Aurel diam saja dan menyandarkan tubuhnya lebih dekat ke Dion.

Sebaliknya, Dion sama sekali tidak canggung. Ia mengambil iPad itu. Hotel ini adalah bagian dari Wijaya Group, dan ia sudah sering ke sini. Dengan cekatan, ia langsung memesan semua menu andalan restoran tersebut.

Lalu ia mengembalikan iPad itu kepada Vina dengan senyum manis. "Makasih, Tante."

Vina agak terkejut melihat senyumnya dan butuh sejenak untuk menguasai diri. Ia menoleh pada Kania dan bertanya, "Bukannya dia biasanya serius banget, ya? Tumben hari ini manis begitu?"

"Mungkin dia masih kaget gara-gara kejadian di bandara tadi." Kania duduk di sebelah Aurel, memangku anak perempuan itu, lalu bertanya lembut, "Sasa, ada yang sakit nggak, Sayang?"

Gadis kecil itu menggeleng patuh, menyembunyikan wajahnya di dada Kania. Dalam hati ia membatin, 'Inikah rasanya punya seorang Bunda?'

Dion menatap mereka dengan perasaan cemburu, heran kenapa Aurel bisa begitu lengket dengan wanita ini.

Maka ia pun melompat turun dari kursinya, menghampiri Kania, dan menyandarkan wajah kecilnya ke lengan wanita itu sambil menggesek-gesekkan pipinya manja.

Sudah lama Kania tidak melihat putranya bersikap semanja ini. Ia pun ikut memeluknya dan menenangkannya, "Wira, kamu ketakutan ya tadi? Nggak apa-apa, Sayang. Sasa tadi cuma kaget aja. Ini bukan salahmu, kok. Bunda nggak nyalahin kamu sama sekali."

Karena selama ini Sasa selalu sehat dan jarang sakit, kedua kakak beradik itu belum pernah menghadapi situasi darurat seperti tadi. Kania mengira sikap aneh mereka hari ini murni karena syok. Bagaimanapun juga, mereka baru berumur lima tahun.

Ada rasa sesak yang menyelinap di dada Dion saat mendengar suara lembut wanita itu.

Karena Aurel mengidap autisme dan berbeda dari anak-anak pada umumnya, Arga selalu menuntutnya untuk menjaga dan mengalah pada adiknya itu. Ayahnya tidak pernah sekalipun menenangkannya dan berkata bahwa itu bukan salahnya.

'Coba saja dia ini Bundaku.' Memikirkan hal itu, Dion kembali mendusel manja di pelukan Kania.

Kania mendekap kedua anak itu, menciptakan pemandangan yang begitu hangat dan penuh kasih.

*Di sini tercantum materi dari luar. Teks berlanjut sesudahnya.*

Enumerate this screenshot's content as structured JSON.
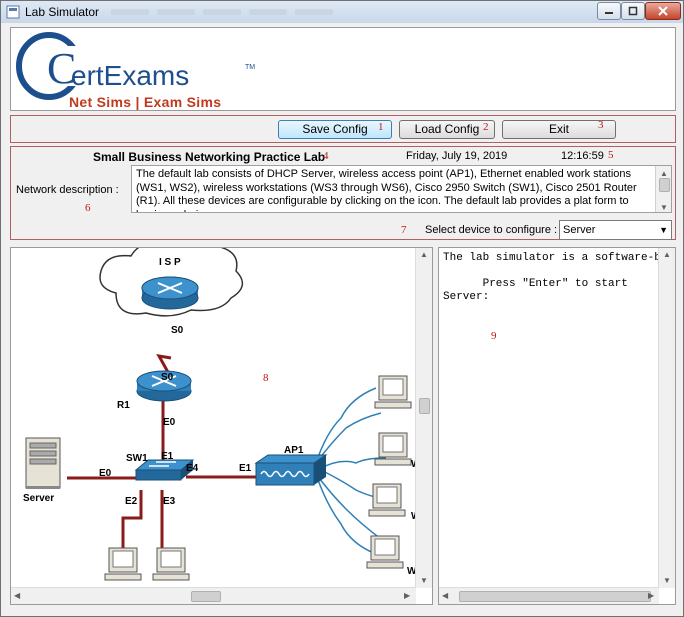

Sementara itu, di tempat lain, suasana antara Arga, Wira, dan Sasa sama sekali tidak harmonis.

Mereka masuk ke ruang VIP melalui lorong yang berbeda.

Arga duduk di kursi utama, dengan Sasa di sebelah kirinya dan Wira di sebelah kiri Sasa.

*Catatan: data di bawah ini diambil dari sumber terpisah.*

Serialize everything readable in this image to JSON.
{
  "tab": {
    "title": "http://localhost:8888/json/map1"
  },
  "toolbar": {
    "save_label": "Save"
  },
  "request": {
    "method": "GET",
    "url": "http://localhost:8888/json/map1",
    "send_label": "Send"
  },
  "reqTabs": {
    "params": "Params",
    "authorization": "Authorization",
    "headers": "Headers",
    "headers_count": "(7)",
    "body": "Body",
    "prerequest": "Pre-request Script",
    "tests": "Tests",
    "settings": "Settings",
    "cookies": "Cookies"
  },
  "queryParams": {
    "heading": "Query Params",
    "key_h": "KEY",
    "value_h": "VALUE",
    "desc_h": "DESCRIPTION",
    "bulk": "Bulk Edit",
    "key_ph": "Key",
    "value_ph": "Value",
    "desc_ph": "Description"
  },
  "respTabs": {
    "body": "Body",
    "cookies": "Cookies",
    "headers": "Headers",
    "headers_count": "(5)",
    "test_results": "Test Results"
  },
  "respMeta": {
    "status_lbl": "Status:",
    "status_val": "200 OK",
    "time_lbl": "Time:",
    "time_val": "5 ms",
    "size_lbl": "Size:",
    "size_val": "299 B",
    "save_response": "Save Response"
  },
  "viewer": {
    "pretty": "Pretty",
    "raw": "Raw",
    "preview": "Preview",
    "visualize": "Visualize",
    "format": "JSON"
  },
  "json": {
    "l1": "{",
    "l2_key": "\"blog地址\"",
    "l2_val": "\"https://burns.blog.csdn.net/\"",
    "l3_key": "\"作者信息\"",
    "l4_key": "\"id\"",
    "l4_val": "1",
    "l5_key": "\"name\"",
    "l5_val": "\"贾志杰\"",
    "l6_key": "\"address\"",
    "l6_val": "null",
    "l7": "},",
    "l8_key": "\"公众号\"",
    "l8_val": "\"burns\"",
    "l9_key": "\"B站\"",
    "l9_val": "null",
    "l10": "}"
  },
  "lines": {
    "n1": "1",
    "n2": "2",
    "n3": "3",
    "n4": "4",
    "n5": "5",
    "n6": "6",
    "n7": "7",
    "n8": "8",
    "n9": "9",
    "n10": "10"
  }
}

Sasa menatap orang di sebelah kirinya, lalu beralih menatap orang di sebelah kanannya. Sikap, aura, dan raut wajah dingin mereka benar-benar mirip bak pinang dibelah dua—hanya berbeda ukuran, satu versi dewasa dan satu lagi versi mini.

Gadis kecil yang biasanya cerewet itu kini bungkam, tak berani mengeluarkan suara sedikit pun.

Hawa di ruangan itu terasa mencekam, membuat suasana kian kaku dan tegang.

Pelayan yang mengantarkan makanan bahkan tak berani mengangkat wajah, tangannya terus gemetar saat menata piring.

Yusuf berjalan menghampiri Wira, mengambilkan sedikit makanan ke piringnya, lalu membujuknya dengan halus, "Den Dion, makan dulu, ya. Biar Bapak kupaskan cangkang kepitingnya. Pak Arga tahu Aden suka seafood, makanya beliau khusus memesankan kepiting raja dan lobster biru premium buat Aden. Jadi anak baik, ya, jangan bikin Papa marah lagi."

Sambil berkata begitu, asisten paruh baya itu mulai memecahkan cangkang kepiting.

Wira menatapnya dengan tatapan aneh dan menjawab dingin, "Makasih, aku bisa makan sendiri."

Ia sudah terbiasa melakukan semuanya secara mandiri.

Yusuf tertegun. Apa benar ini Den Dion?

Kalau di rumah, Dion selalu minta tolong pelayan untuk mengupaskan kepiting dan udang untuknya. Ada angin apa hari ini?

Arga sedang menelepon. Melihat makanan sudah tersaji, ia bergegas mengakhiri panggilannya. Putrinya tidak pernah makan sendiri dan harus disuapi pelan-pelan karena kondisinya.

Namun, anak itu selalu menolak didekati orang lain. Ia hanya mau disuapi oleh kakak atau ayahnya.

Karena sudah terbiasa, Arga langsung mengambil sendok dan garpu. Namun, saat ia hendak menyuapinya, ia melihat gadis kecil itu sudah makan sendiri dengan sangat lahap.

Arga terkesiap. Butuh beberapa saat baginya untuk bertanya, "Aurel, makanannya enak?"

Sasa tampak seperti ingin mengatakan sesuatu, namun akhirnya ia memilih bungkam.

Arga baru saja hendak membuka mulut lagi, tapi ponselnya tiba-tiba berdering.

Sasa melirik sekilas dan melihat nama Siska tertera di layar ponsel tersebut.